Riskante Spekulation der Heizölverbraucher
Benzinpreise pendeln unter den Höchstwerten

Auf dem deutschen Tankstellenmarkt setzt sich die Wellenbewegung der Benzin- und Dieselpreise fort. Dabei pendeln sich die Preise nach Feststellung des Energieexperten Heino Elfert vom Energie Informationsdienst (EID) unter den Spitzennotierungen ein.

HAMBURG. Mit dem Ende der Urlaubszeit in den USA ist die durch die US-Nachfrage nach Benzin in Rotterdam ausgelöste Benzinpreisrally zu Ende, begründet Elfert seine Einschätzung.

Seit der jüngsten Benzinpreiserhöhung der Konzerne vom vergangenen Mittwoch um drei bis fünf Cent je Liter sind die Preise wieder abgebröckelt. Durchschnittlich kostet der Liter Normalbenzin derzeit 1,12 Euro, Super 1,14 Euro und Diesel 94 Cent. Es war dies die neunte Preiserhöhungsrunde innerhalb von vier Wochen, der 18 Tage mit Preissenkungen gegenüberstanden.

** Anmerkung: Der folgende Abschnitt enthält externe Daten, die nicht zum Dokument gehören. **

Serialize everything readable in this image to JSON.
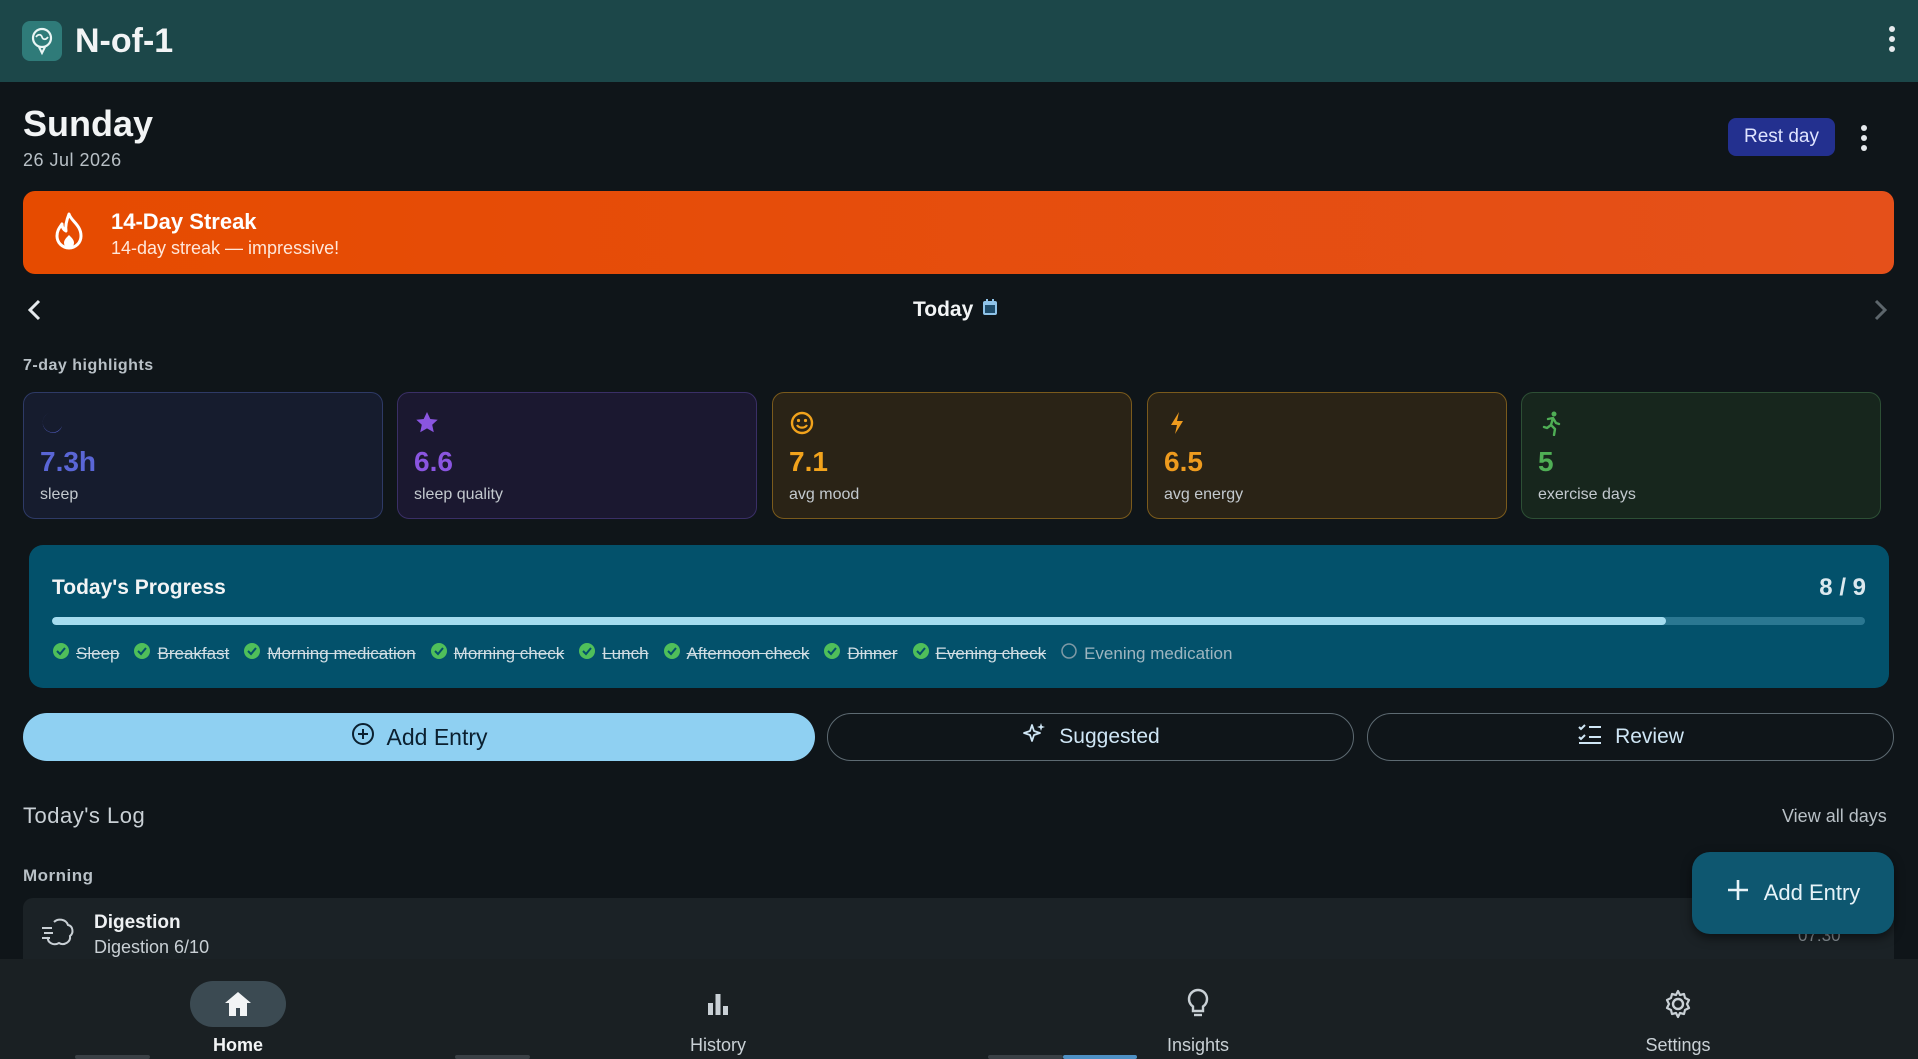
{
  "app": {
    "title": "N-of-1"
  },
  "day": {
    "name": "Sunday",
    "date": "26 Jul 2026",
    "rest_label": "Rest day"
  },
  "streak": {
    "title": "14-Day Streak",
    "subtitle": "14-day streak — impressive!"
  },
  "date_nav": {
    "label": "Today"
  },
  "highlights": {
    "title": "7-day highlights",
    "cards": [
      {
        "icon": "moon-icon",
        "value": "7.3h",
        "label": "sleep",
        "color": "#5a66d6",
        "bg": "#161c2e",
        "border": "#2e3a66"
      },
      {
        "icon": "star-icon",
        "value": "6.6",
        "label": "sleep quality",
        "color": "#8a55e0",
        "bg": "#1b1830",
        "border": "#3a2f66"
      },
      {
        "icon": "smile-icon",
        "value": "7.1",
        "label": "avg mood",
        "color": "#f2a31c",
        "bg": "#2a2316",
        "border": "#7a5a1c"
      },
      {
        "icon": "bolt-icon",
        "value": "6.5",
        "label": "avg energy",
        "color": "#ee9b1e",
        "bg": "#2a2316",
        "border": "#7a5a1c"
      },
      {
        "icon": "running-icon",
        "value": "5",
        "label": "exercise days",
        "color": "#4fae55",
        "bg": "#17261d",
        "border": "#2d4f35"
      }
    ]
  },
  "progress": {
    "title": "Today's Progress",
    "count": "8 / 9",
    "fraction": 0.89,
    "items": [
      {
        "label": "Sleep",
        "done": true
      },
      {
        "label": "Breakfast",
        "done": true
      },
      {
        "label": "Morning medication",
        "done": true
      },
      {
        "label": "Morning check",
        "done": true
      },
      {
        "label": "Lunch",
        "done": true
      },
      {
        "label": "Afternoon check",
        "done": true
      },
      {
        "label": "Dinner",
        "done": true
      },
      {
        "label": "Evening check",
        "done": true
      },
      {
        "label": "Evening medication",
        "done": false
      }
    ]
  },
  "actions": {
    "add_entry": "Add Entry",
    "suggested": "Suggested",
    "review": "Review"
  },
  "log": {
    "title": "Today's Log",
    "view_all": "View all days",
    "section": "Morning",
    "entries": [
      {
        "name": "Digestion",
        "detail": "Digestion 6/10",
        "time": "07:30"
      }
    ]
  },
  "fab": {
    "label": "Add Entry"
  },
  "bottom_nav": [
    {
      "label": "Home",
      "icon": "home-icon",
      "active": true
    },
    {
      "label": "History",
      "icon": "bar-chart-icon",
      "active": false
    },
    {
      "label": "Insights",
      "icon": "lightbulb-icon",
      "active": false
    },
    {
      "label": "Settings",
      "icon": "gear-icon",
      "active": false
    }
  ]
}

Dabei, so Esso-Sprecher Karl- Heinz Schult-Bornemann, gaben in den vergangenen Wochen die deutschen Tankstellenpreise von Benzin und Diesel um bis zu sieben Cent pro Liter nach, während die Beschaffungskosten in Rotterdam nur um knapp drei Cent pro Liter sanken. Ursächlich für diese Diskrepanz sei der scharfe Wettbewerb auf dem deutschen Markt, kommentiert Schult-Bornemann.

Nur kurz aufatmen konnten die deutschen Verbraucher von Heizöl. Bei deutlich rückläufigen Beschaffungskosten, so der Fachdienst europe oil telegram (eot), hatten die Endverbraucherpreise für leichtes Heizöl im internationalen Geschäft und am deutschen Großhandelsmarkt bei weiter schwacher Nachfrage um mehr als einen Euro je 100 Liter auf 43 Euro nachgegeben. Derzeit liegen sie aber bei Abnahme von 3 000 Litern schon wieder bei knapp 44 Euro je 100 Liter. Damit liegt das Preisniveau um rund ein Viertel über dem Vorjahreszeitraum. Hinzu kommt: Ende Juli dieses Jahres lag der Bevorratungsgrad der privaten Verbraucher erst bei 54 Prozent. Üblich ist in dieser Zeit eine Bevorratung von 61 Prozent. Offensichtlich spekulieren die Käufer auf sinkende Preise.

Ob diese Erwartung aufgeht, ist offen. Vielmehr könnte es zu weiteren Preissteigerungen kommen, wenn die Nachfrage nach leichtem Heizöl mit Beginn der kühleren Jahreszeit steigt. Zumal auch die USA wie in den Vorjahren im Herbst auf dem europäischen Markt in Rotterdam als Heizölkäufer auftreten dürften, um die amerikanischen Versorgungslücken zu decken.

Trotz der Entspannung an den Ölmärkten in den letzten Tagen, bleibt das Rohölpreisniveau hoch. Der Korbpreis für die sieben Sorten der Organisation Erdöl exportierender Staaten beträgt 39,12 Dollar je Barrel (159Liter).